Martha signed a 16-month contract on September 1, 2017. Martha was paid an upfront signing bonus of $80,000, a monthly salary of $2,000, and a bonus of 15% of 2018 net income. The signing bonus was paid in September, and expensed in fiscal 2017 as part of the wages and benefits, admin- istration. The bonus is not repayable if Martha leaves prior to the 16 months.

On August 1, 2017, GHA entered into a sales agreement with SuperMart, a large Canadian retailer.

Under the terms of the agreement, GHA shipped 70,000 coffee makers to SuperMart, which placed the products in special display booths throughout its stores in Canada. SuperMart is able to return any unsold appliances to GHA up to February 1, 2018 (just after the holiday season). The coffee makers are sold to retailers for $22 each and have a cost of $10 each.

Past history under similar arrangements suggests that at least 60% of the appliances are sold during the holiday season (i.e., just before New Year's Eve). Martha has decided not to record any revenue until the right of return period lapses.

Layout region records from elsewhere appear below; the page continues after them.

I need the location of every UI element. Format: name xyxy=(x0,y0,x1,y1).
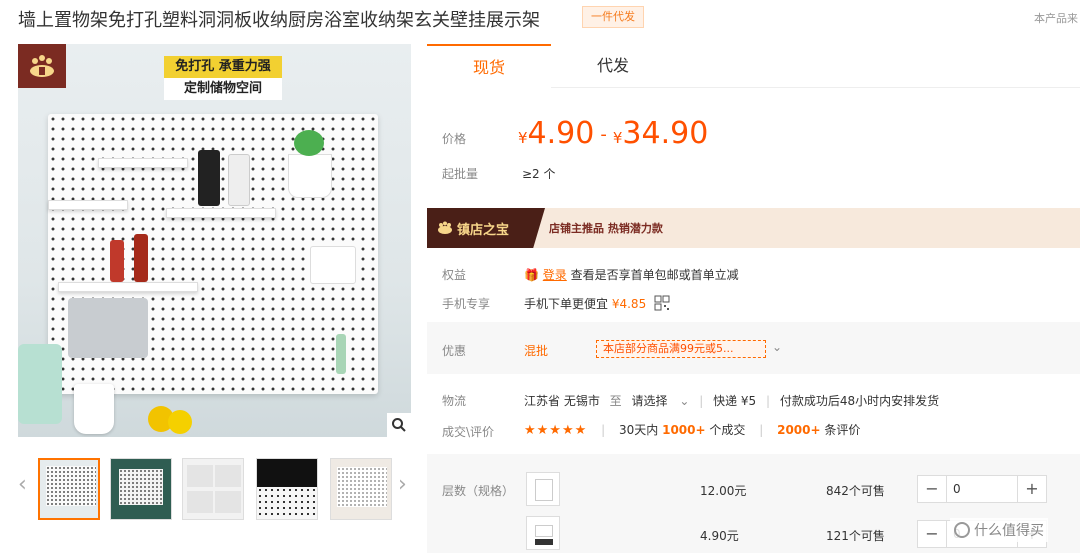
express-fee: 快递 ¥5 xyxy=(713,394,757,408)
banner-text: 店铺主推品 热销潜力款 xyxy=(549,222,663,235)
thumb-prev-icon[interactable]: ‹ xyxy=(18,472,27,497)
promo-line-1: 免打孔 承重力强 xyxy=(164,56,282,78)
mobile-price: ¥4.85 xyxy=(611,297,647,311)
store-treasure-banner: 镇店之宝 店铺主推品 热销潜力款 xyxy=(427,208,1080,248)
sku-price: 4.90元 xyxy=(700,529,739,543)
shelf xyxy=(166,208,276,218)
thumb-next-icon[interactable]: › xyxy=(398,472,407,497)
cup xyxy=(74,384,114,434)
watermark-text: 什么值得买 xyxy=(974,523,1044,539)
price-label: 价格 xyxy=(442,132,467,146)
bottle xyxy=(110,240,124,282)
shipping-note: 付款成功后48小时内安排发货 xyxy=(779,394,940,408)
moq-label: 起批量 xyxy=(442,167,479,181)
chevron-down-icon[interactable]: ⌄ xyxy=(772,340,782,354)
logistics-value: 江苏省 无锡市 至 请选择 ⌄ | 快递 ¥5 | 付款成功后48小时内安排发货 xyxy=(524,394,940,408)
benefits-value: 🎁 登录 查看是否享首单包邮或首单立减 xyxy=(524,266,739,283)
to-text: 至 xyxy=(609,394,622,408)
quantity-input[interactable] xyxy=(946,476,1018,502)
review-suffix: 条评价 xyxy=(824,423,861,437)
sku-stock: 121个可售 xyxy=(826,529,885,543)
login-link[interactable]: 登录 xyxy=(543,268,567,282)
crown-icon xyxy=(438,221,452,234)
increment-button[interactable]: + xyxy=(1018,476,1046,502)
origin: 江苏省 无锡市 xyxy=(524,394,600,408)
price-min: 4.90 xyxy=(527,116,595,151)
watermark: 什么值得买 xyxy=(950,518,1048,542)
toaster xyxy=(18,344,62,424)
logistics-label: 物流 xyxy=(442,394,467,408)
deal-count: 1000+ xyxy=(662,423,706,437)
product-title: 墙上置物架免打孔塑料洞洞板收纳厨房浴室收纳架玄关壁挂展示架 xyxy=(18,10,540,31)
thumbnail[interactable] xyxy=(110,458,172,520)
price-range: ¥4.90- ¥34.90 xyxy=(518,116,708,151)
sku-thumbnail[interactable] xyxy=(526,472,560,506)
discount-tag[interactable]: 本店部分商品满99元或5... xyxy=(596,340,766,358)
discount-label: 优惠 xyxy=(442,344,467,358)
price-max: 34.90 xyxy=(622,116,709,151)
benefits-text: 查看是否享首单包邮或首单立减 xyxy=(570,268,739,282)
jar xyxy=(228,154,250,206)
watermark-logo-icon xyxy=(954,522,970,538)
sku-thumbnail[interactable] xyxy=(526,516,560,550)
banner-title-text: 镇店之宝 xyxy=(457,222,510,238)
container xyxy=(310,246,356,284)
tool xyxy=(336,334,346,374)
product-note: 本产品来 xyxy=(1034,12,1078,25)
mixed-batch-label: 混批 xyxy=(524,344,549,358)
thumbnail[interactable] xyxy=(38,458,100,520)
review-count[interactable]: 2000+ xyxy=(777,423,820,437)
promo-label: 免打孔 承重力强 定制储物空间 xyxy=(164,56,282,100)
mobile-text: 手机下单更便宜 xyxy=(524,297,609,311)
purchase-tabs: 现货 代发 xyxy=(427,44,1080,88)
decrement-button[interactable]: − xyxy=(918,521,946,547)
chevron-down-icon[interactable]: ⌄ xyxy=(679,394,689,408)
decrement-button[interactable]: − xyxy=(918,476,946,502)
plant-pot xyxy=(288,154,332,198)
shelf xyxy=(58,282,198,292)
shelf xyxy=(48,200,128,210)
dropship-badge: 一件代发 xyxy=(582,6,644,28)
mobile-label: 手机专享 xyxy=(442,297,491,311)
main-product-image[interactable]: 免打孔 承重力强 定制储物空间 xyxy=(18,44,411,437)
bottle xyxy=(134,234,148,282)
currency-symbol: ¥ xyxy=(612,129,623,147)
quantity-stepper: − + xyxy=(917,475,1047,503)
jar xyxy=(198,150,220,206)
promo-line-2: 定制储物空间 xyxy=(164,78,282,100)
destination-select[interactable]: 请选择 xyxy=(632,394,668,408)
tab-in-stock[interactable]: 现货 xyxy=(427,44,551,88)
lemon xyxy=(168,410,192,434)
benefits-label: 权益 xyxy=(442,268,467,282)
rating-stars: ★★★★★ xyxy=(524,423,588,438)
magnifier-icon xyxy=(392,418,406,432)
pegboard xyxy=(48,114,378,394)
thumbnail[interactable] xyxy=(182,458,244,520)
thumbnail[interactable] xyxy=(330,458,392,520)
shelf xyxy=(98,158,188,168)
reviews-label: 成交\评价 xyxy=(442,425,495,439)
gift-icon: 🎁 xyxy=(524,268,539,282)
sku-stock: 842个可售 xyxy=(826,484,885,498)
thumbnail[interactable] xyxy=(256,458,318,520)
deal-suffix: 个成交 xyxy=(709,423,746,437)
plant xyxy=(294,130,324,156)
zoom-button[interactable] xyxy=(387,413,411,437)
qr-code-icon[interactable] xyxy=(654,295,670,314)
crown-logo-icon xyxy=(18,44,66,88)
banner-title: 镇店之宝 xyxy=(427,208,545,248)
towel xyxy=(68,298,148,358)
reviews-value: ★★★★★ | 30天内 1000+ 个成交 | 2000+ 条评价 xyxy=(524,423,861,438)
moq-value: ≥2 个 xyxy=(522,167,556,181)
price-dash: - xyxy=(600,124,607,145)
tab-dropship[interactable]: 代发 xyxy=(551,44,675,88)
sku-price: 12.00元 xyxy=(700,484,747,498)
currency-symbol: ¥ xyxy=(518,129,528,147)
deal-prefix: 30天内 xyxy=(618,423,659,437)
sku-label: 层数（规格） xyxy=(442,484,515,498)
mobile-value: 手机下单更便宜 ¥4.85 xyxy=(524,295,670,314)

On July 1, 2017, GHA exchanged 10,000 coffee makers to TeleCo, a large telecom company, in exchange for $280,000 worth of telecom services. The coffee makers have a cost of $14 and a retail value that ranges between $25 and $30 per unit. TeleCo plans to use the coffee makers in the staff- rooms of its offices across North America. Martha posted the following journal entry:

Dr Other Assets 250,000 Cr Inventory $250,000

GHA operates a small number of outlet stores that distribute their products. Martha has accrued a $100,000 liability for the closing of two unprofitable stores. Martha is currently unsure which stores will be closed, but is very sure that two stores will be closed in 2018, resulting in severance pay and other closing costs. The expense has been included in the general and administrative expenses.

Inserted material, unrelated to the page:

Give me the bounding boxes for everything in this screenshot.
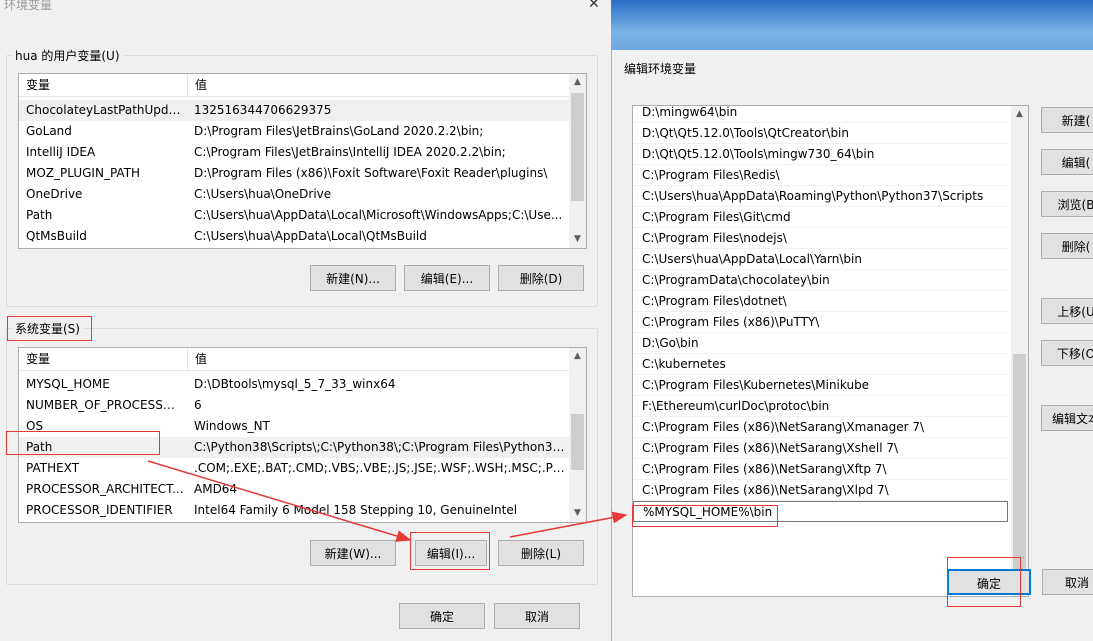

In fiscal 2016, 10,000 can openers held in inventory were written down from their historical cost of $5.50 each to their net realizable value of $4.00. The write-down was a result of a decrease in demand for the product due to child safety concerns. In fiscal 2017, a total of 5,000 of these can openers were sold. The can openers were sold for $7.50 each as it appears that the child safety concerns have subsided.

On December 1, the company paid $250,000 in order to undertake a large marketing campaign. The marketing campaign is intended to help re-brand the company's products and to increase customer awareness of the company's product offering. The marketing campaign began in December and will run for four months over the Internet, television, radio, and on billboards. The entire $250,000 is included in the marketing and sales expense.

During the year, GHA designed and developed a new technology for a toaster that toasts bread more evenly than the toasters on the market. The following costs were incurred during the year related to the toaster and were expensed:

Developing heat insulation technology:

Developing inner toaster technology:

Design of toaster outer casing:

Patenting of toaster technology: Testing the prototypes prior to commercialization

35,450

95,900

37,500

21,500

48,000

$238,350

The toaster technology is expected to generate additional net cash flows of $35,000 for the next five years. Martha has expensed all of the costs as part of general and administrative expenses.

On November 1, GHA was sued by a competitor for a patent infringement suit. Legal counsel suggests that GHA will be liable to make a payment. There is a 30% chance of a $50,000 payment, a 50% chance of a $100,000 payment, and a 20% chance of a $150,000 payment. Martha recorded a $150,000 contingent liability.